At my church on Sunday, June 28, we sang a new hymn printed in the bulletin. It was They Met to Read the Bible by Carolyn Winfrey Gillette, a pastor from Wilmington, Delaware, to the tune of Beneath the Cross of Jesus (ST. CHRISTOPHER 7.6.8.6.8.6.8.6):
They met to read the Bible,
they gathered for a prayer,
They worshiped God and shared with friends
and welcomed strangers there.
They went to church to speak of love,
To celebrate God’s grace.
O Lord, we tremble when we hear
What happened in that place.O God of love and justice,
we thank you for the nine.
I then realized this song was in specific response to the Charleston shooting, and I could barely finish singing it, because I was sobbing too much.
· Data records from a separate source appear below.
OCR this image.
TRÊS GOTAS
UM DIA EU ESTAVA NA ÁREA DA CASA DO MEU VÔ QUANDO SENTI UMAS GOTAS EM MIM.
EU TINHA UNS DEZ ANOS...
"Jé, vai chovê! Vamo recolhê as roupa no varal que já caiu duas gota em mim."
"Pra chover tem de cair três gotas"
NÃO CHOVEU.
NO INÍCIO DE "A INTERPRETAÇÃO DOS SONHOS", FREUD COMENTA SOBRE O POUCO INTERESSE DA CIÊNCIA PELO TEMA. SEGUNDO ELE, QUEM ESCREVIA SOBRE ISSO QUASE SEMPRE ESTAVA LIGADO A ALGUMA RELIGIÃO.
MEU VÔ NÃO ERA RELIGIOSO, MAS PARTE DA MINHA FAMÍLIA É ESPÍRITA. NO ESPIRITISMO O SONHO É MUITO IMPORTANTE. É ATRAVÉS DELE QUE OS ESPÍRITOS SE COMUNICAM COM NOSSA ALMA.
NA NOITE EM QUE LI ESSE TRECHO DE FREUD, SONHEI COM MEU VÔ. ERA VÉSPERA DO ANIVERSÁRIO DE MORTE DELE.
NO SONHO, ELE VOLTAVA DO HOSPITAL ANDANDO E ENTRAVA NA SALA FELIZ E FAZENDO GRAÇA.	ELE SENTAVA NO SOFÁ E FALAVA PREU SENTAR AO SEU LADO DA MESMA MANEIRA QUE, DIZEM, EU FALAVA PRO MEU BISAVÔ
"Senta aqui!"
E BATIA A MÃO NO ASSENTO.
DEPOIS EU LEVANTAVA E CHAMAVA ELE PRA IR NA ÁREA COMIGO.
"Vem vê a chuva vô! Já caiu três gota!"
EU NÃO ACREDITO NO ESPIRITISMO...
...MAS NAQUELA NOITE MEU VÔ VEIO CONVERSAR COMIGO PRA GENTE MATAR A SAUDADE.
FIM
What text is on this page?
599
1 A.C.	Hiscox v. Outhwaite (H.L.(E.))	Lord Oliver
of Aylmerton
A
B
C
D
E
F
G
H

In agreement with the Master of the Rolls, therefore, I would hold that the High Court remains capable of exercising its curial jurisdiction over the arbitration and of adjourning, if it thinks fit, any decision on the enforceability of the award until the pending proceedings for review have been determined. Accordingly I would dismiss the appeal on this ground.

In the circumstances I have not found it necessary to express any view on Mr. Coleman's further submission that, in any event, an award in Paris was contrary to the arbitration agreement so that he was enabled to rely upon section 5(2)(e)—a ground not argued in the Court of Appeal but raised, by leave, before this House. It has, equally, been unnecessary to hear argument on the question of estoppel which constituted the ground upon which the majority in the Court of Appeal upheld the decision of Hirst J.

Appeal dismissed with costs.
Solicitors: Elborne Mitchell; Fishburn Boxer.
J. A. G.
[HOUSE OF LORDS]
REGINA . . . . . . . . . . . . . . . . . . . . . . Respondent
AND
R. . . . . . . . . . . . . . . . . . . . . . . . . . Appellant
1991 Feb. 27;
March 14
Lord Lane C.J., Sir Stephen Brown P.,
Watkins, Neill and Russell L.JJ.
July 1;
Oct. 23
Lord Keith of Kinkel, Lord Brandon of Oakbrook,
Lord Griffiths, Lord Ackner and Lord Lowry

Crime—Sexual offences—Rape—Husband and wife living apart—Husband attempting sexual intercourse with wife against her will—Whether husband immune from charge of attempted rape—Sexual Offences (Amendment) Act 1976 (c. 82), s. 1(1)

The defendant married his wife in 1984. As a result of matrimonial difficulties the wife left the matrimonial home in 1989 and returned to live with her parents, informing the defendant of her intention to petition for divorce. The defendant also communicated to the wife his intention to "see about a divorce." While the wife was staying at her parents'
Here are stories in The New Yorker and the Presbyterian Church USA News.
Meanwhile:
Obama’s Graceful Pause in Charleston. “The power in the president’s eulogy for Clementa Pinckney came not from his singing, but from the silence that preceded it.”
A string of fires in the South at black churches is being investigated. One church burned by the Ku Klux Klan 20 years ago in South Carolina apparently was NOT arson, this time.
The Ku Klux Klan has a permit to protest the removal of the Confederate flag on July 18 at the South Carolina Statehouse, “with the group calling accused mass murderer Dylann Roof a ‘young warrior.'” Actually, I think this is great. Seriously. It puts to lie the notion that the Confederate battle flag was just some quaint artifact of the past, but is still a symbol of hate and oppression.
There is an open carry bill – that means guns- in the South Carolina state legislature. Hope it doesn’t pass anytime soon.